Find Good Fits and Make Space

20151113_TBB_TrippNT_0279For Tripp, achieving goals and sustained growth doesn’t come at any expense.

“Our first priority is to be a great place to work. People have to work,” Tripp stated. “We could be bigger, but we also value quality of life.”

To that end, TrippNT fosters a close-knit work environment. The company offers meaningful perks such as having an in-house chef on staff that prepares family-style lunch and afternoon snacks each workday. On this particular day, Tripp and her staff dined together and bonded over lasagna, salad and limoncello for dessert. They shared news of engagements, children, home purchases and other details that intertwine their lives with a sense of community.

“We have a carefully selected group of people,” Tripp said. “There’s low turnover.
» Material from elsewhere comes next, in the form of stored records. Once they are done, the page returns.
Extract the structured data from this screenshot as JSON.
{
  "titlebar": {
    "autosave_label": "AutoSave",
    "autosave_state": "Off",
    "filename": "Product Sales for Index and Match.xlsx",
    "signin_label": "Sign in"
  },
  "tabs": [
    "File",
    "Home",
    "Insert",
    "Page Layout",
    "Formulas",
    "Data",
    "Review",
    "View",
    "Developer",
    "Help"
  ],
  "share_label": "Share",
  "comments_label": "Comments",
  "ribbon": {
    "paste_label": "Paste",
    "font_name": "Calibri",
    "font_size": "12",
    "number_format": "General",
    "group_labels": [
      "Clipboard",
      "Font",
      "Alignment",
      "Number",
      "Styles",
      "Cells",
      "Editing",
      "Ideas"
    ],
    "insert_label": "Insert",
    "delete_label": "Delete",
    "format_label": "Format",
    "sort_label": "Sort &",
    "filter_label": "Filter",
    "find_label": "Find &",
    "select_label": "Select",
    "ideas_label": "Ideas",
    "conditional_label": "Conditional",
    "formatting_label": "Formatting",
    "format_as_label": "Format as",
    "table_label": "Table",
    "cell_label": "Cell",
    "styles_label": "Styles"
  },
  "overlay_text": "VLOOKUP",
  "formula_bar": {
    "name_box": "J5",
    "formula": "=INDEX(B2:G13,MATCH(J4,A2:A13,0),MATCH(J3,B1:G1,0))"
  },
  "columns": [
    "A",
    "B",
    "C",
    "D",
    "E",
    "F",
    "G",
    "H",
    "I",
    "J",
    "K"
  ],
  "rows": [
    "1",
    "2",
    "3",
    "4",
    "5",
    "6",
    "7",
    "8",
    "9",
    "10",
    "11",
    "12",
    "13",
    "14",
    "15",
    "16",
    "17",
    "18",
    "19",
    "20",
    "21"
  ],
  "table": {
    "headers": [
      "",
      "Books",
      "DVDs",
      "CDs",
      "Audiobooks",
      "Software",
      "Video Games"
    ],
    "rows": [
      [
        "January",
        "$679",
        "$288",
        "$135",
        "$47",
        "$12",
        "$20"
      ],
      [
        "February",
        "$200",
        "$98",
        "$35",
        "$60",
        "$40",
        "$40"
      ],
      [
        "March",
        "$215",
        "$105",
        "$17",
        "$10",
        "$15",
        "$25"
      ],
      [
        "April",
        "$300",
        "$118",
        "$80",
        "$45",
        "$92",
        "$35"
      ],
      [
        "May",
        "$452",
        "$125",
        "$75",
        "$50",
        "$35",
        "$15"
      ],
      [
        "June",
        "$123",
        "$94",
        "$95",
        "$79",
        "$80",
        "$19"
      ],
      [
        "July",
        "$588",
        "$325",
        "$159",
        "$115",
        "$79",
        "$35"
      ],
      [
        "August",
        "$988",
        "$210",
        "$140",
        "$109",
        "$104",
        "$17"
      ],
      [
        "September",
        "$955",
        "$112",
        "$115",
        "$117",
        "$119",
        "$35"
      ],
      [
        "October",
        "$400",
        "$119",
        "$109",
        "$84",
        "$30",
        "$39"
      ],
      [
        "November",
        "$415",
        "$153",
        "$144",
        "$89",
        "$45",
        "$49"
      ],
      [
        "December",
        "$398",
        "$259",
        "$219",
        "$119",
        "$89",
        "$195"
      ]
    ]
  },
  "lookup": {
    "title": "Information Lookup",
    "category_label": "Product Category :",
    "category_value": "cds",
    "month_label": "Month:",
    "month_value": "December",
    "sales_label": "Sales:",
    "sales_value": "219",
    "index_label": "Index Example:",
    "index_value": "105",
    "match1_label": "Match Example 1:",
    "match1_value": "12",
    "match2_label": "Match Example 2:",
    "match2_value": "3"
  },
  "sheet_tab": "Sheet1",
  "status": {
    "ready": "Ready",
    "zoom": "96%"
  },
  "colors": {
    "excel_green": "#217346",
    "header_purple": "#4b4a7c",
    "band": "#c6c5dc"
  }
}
We pay well and take care of problems while they are small.”

Before lunch, Tripp shared an anecdote that highlighted the bond with her husband, Bob.

When Tripp started the business, she kept a legal notepad on a table by her bed. When a business idea emerged, she immediately wrote it on paper. She has recorded notes on multiple notepads, and compiled a three-year log of ideas.

“I evaluated each idea on a scale of one to 10 against three criteria,” Tripp said. “Did the idea take advantage of my experience and education? Did the idea take advantage of my husband’s experience and education? Could it be done during workdays?”

Tripp adapted this method to evaluate and determine if an idea fits, and continues to use the process today.

The inclusion of Bob’s knowledge, skill set and experience is no accident—he’s been an essential part of Tripp’s success.

“Bob has always been supportive and an enabler for me,” Tripp said. “If I need to travel overseas and change time zones to prepare in advance, he changes time zones with me.”

Another key to TrippNT’s achievements has been Tripp’s own lifelong drive to be successful. One memory stands out.

“In college, I looked in the cupboard one day, and all I had were beets, eggs and potatoes,” she said.

Tripp made a meal out of those meager ingredients, but thought to herself that she didn’t want to be hungry and poor like this later in life. She took steps to graduate, earn a living and learn her trade as a chemist before launching TrippNT.

As the aroma of lasagna wafted throughout the office, Tripp’s college anecdote formed a striking bookend compared to the person she is now as the leader of a thriving company.

After lunch and conversation, Tripp and her team returned to work. She’s not one to rest on her laurels. TrippNT has customers in over 20 countries around the globe and orders that need to ship. After all, success doesn’t just land anywhere. Tripp has to make space for it.